The coding discipline [Project coding policy] and the comprehensive documentation will ensure that the code resulting of this project will be maintainable and easy to understand.
A simulator running as the only cpu-intensive process of the unix-machine with Pentium 166 CPU (which is our test machine) should be able to do at least 200 000 SCHEMESTATION virtual machine instructions (the average case, not just NOP) per second. This does not include the stop-and-copy garbage-collection nor the overhead caused by the system, it is just the speed of the virtual machine. That rate is adequate for testing educational Scheme programs. In practice, the system operating at that rate would execute an empty loop,
(define (f i) (if (= 0 i) 0 (f (- i 1)))) (f 100000)that generates some 10-20 SCHEMESTATION instructions with the SCHEMESTATION Scheme compiler, in 5-10 secs. This is 2-5 times slower than for example VSCM Scheme implementation for SGI Indy workstation.
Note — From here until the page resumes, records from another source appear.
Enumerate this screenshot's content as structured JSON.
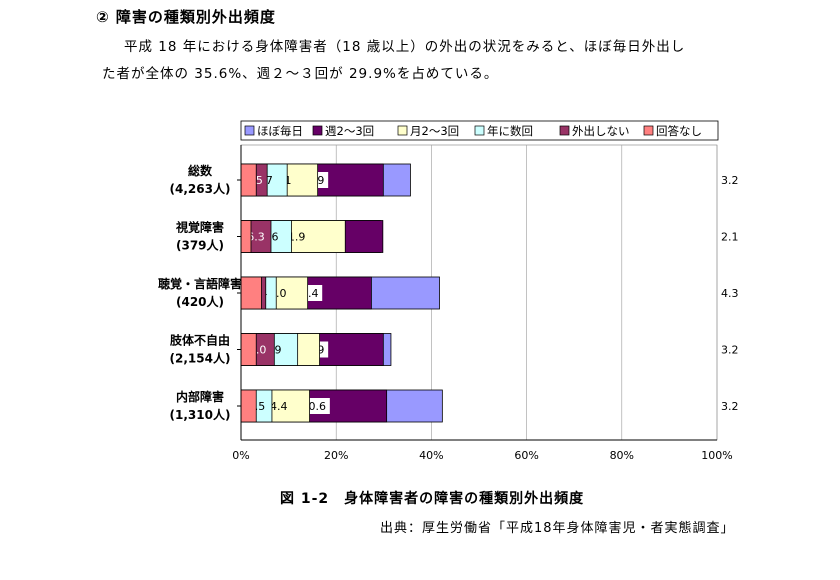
{
  "heading": "② 障害の種類別外出頻度",
  "paragraph": [
    "平成 18 年における身体障害者（18 歳以上）の外出の状況をみると、ほぼ毎日外出し",
    "た者が全体の 35.6%、週２～３回が 29.9%を占めている。"
  ],
  "caption": "図 1-2　身体障害者の障害の種類別外出頻度",
  "source": "出典：厚生労働省「平成18年身体障害児・者実態調査」",
  "colors": {
    "series": [
      "#9999ff",
      "#660066",
      "#ffffcc",
      "#ccffff",
      "#993366",
      "#ff8080"
    ]
  },
  "chart_data": {
    "type": "bar",
    "orientation": "horizontal",
    "stacked": true,
    "percent": true,
    "categories": [
      {
        "name": "総数",
        "count": "(4,263人)"
      },
      {
        "name": "視覚障害",
        "count": "(379人)"
      },
      {
        "name": "聴覚・言語障害",
        "count": "(420人)"
      },
      {
        "name": "肢体不自由",
        "count": "(2,154人)"
      },
      {
        "name": "内部障害",
        "count": "(1,310人)"
      }
    ],
    "series": [
      {
        "name": "ほぼ毎日",
        "values": [
          35.6,
          29.3,
          41.7,
          31.5,
          42.3
        ]
      },
      {
        "name": "週2～3回",
        "values": [
          29.9,
          29.8,
          27.4,
          29.9,
          30.6
        ]
      },
      {
        "name": "月2～3回",
        "values": [
          16.1,
          21.9,
          14.0,
          16.5,
          14.4
        ]
      },
      {
        "name": "年に数回",
        "values": [
          9.7,
          10.6,
          7.4,
          11.9,
          6.5
        ]
      },
      {
        "name": "外出しない",
        "values": [
          5.5,
          6.3,
          5.2,
          7.0,
          3.0
        ]
      },
      {
        "name": "回答なし",
        "values": [
          3.2,
          2.1,
          4.3,
          3.2,
          3.2
        ]
      }
    ],
    "xticks": [
      "0%",
      "20%",
      "40%",
      "60%",
      "80%",
      "100%"
    ],
    "xlim": [
      0,
      100
    ],
    "legend": "top",
    "grid": true
  }
}
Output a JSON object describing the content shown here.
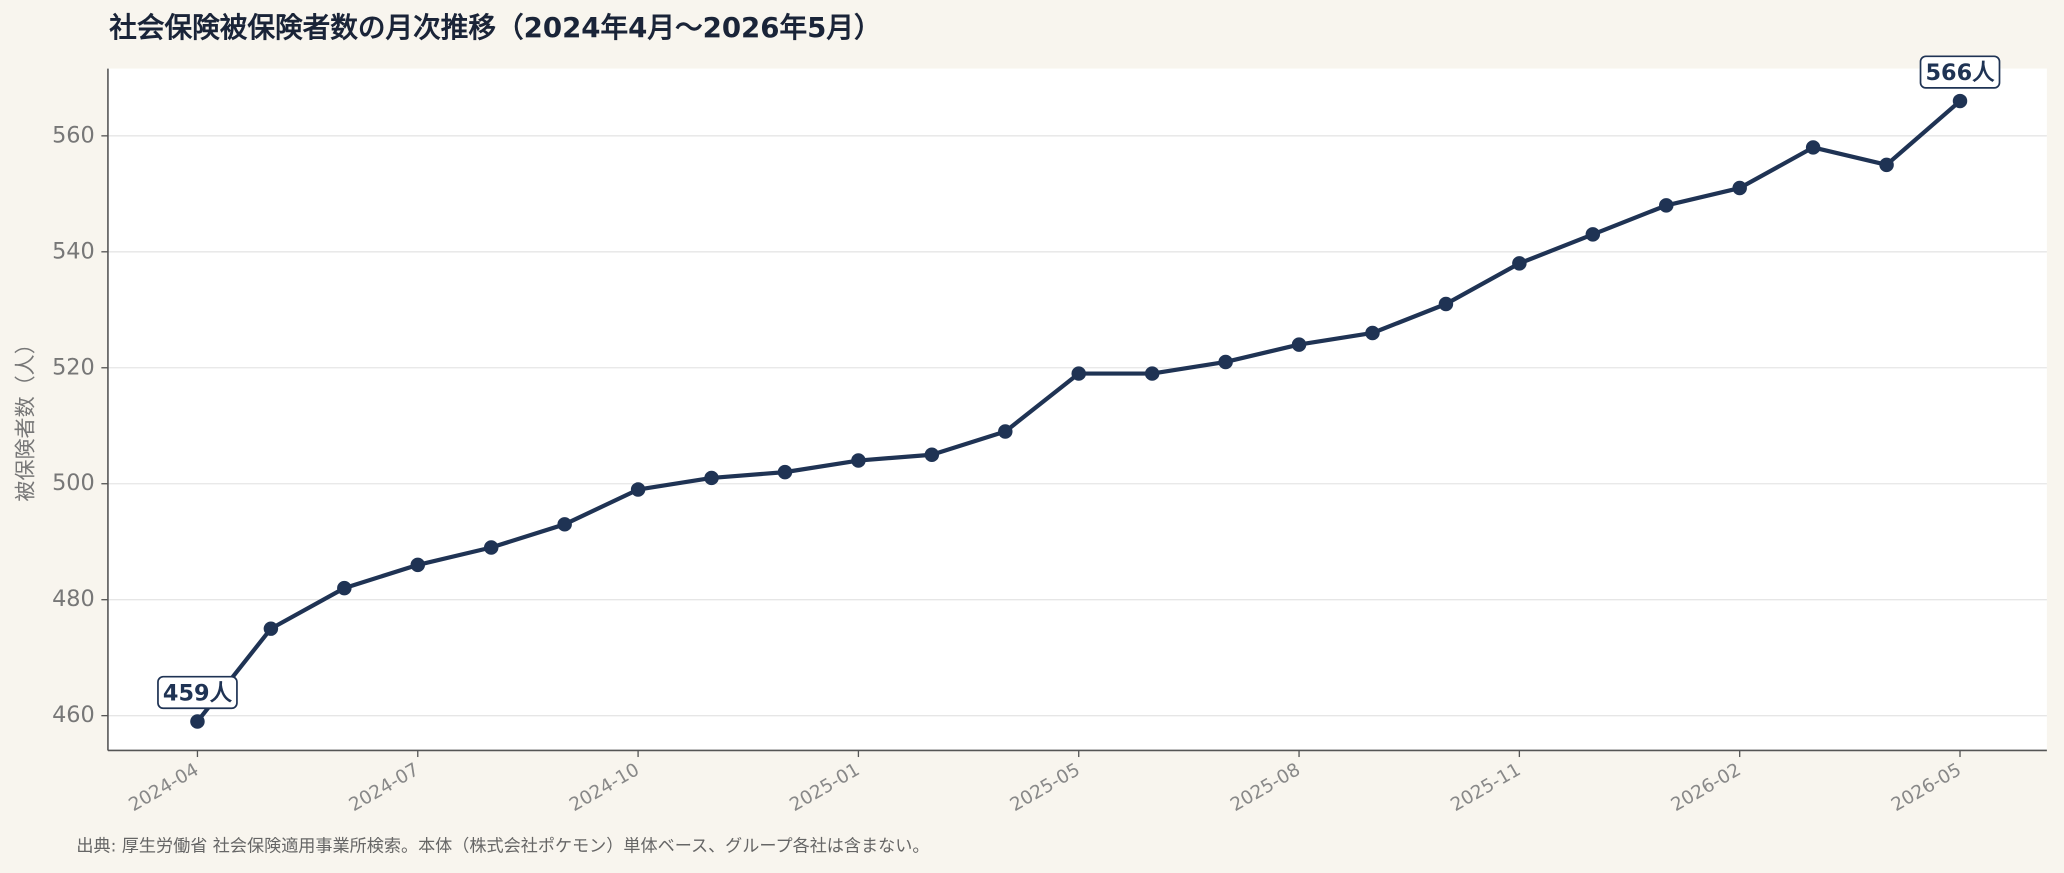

Issue | Aim | Actions | Measuring |
---|---|---|---|
Portability | Runnable in any standard unix machine, see requirements |
|
|
Extensibility | An advanced computer science student should be able to code an external agent to the system. |
| If the demo application can be implemented, the extensions are adequate |
Usability | An intermediate computer science student should be able to code a SCHEMESTATION actor. The programming interfaces, external interfaces and internal programming interfaces (such as the kernal actor interface) have to be usable. |
|
|
Performance | The performance of the system must be acceptable - running multiple actors (5-10) simultaneosly should yield a decent response time per actor (less than half a second). |
|
|
Stability | The system will not fail under any normal circumstances (the unix system is stable) |
| See whether the system can be halted with test agents. |
Documentation | Sufficient for using, studying and extending the system |
|
The number undocumented interfaces and features minimal |
|
SCHEMESTATION is an agent based operating system. An agent is a entity with internal state, cpapbility to send and receive messages. It usually does some kind of computational tasks, it might for example serve as a filtering data buffer.
Each agent belongs to a domain, that includes addressing system, messaging system and some sort of scheduler to divide the cpu capacity assigned to the domain.
There is no main memory, instead, every agent has its own linearized, garbage-collected, typed heap, that includes the data and the bytecode.
The agents migrate from domain to another transparently by sending their linearized heaps as messages. The agents are addressed with agent specifiers. If a message is sent to an agent that has migrated, the addressing system of the domain returns transparently the new remote address.
The communication is secured by crypting the communication (not implemented in this prototype) and implementing trust based security between domains.
Non-SCHEMESTATION programs can connect the system and act as an agent. These might include data bases, terminals, compilers etc.
The domain and the agents are persistent meaning that they can be temporarily shut down and later woken up with the same internal state.
This project involves implementing a simulation of the SCHEMESTATION operating system. The simulation is ran as a user process in a posix-compliant unix host with Gnu tools. Part of this simulation is a Scheme compiler written in Scheme, that produces SCHEMESTATION bytecode. The byte code is executed by the SCHEMESTATION virtual machine, that is controlled by the scheduler.
The simulator can be used as an instrument of education in HUT CS, due to the programming and debugging facilities it provides. The system can be used in both research and education, since it extension to it can be easily written. Studying the structure of the system might also have some educational value.
The user interface to the system is a X11 based terminal through which the user can send messages to agents - which is essentially everything user needs to do to controls the system.
Essetial quality issues include the adequitity of the documentation, the readability of the code, extensibility, portability, usability by means that that the intended users can use the system for beneficial activity.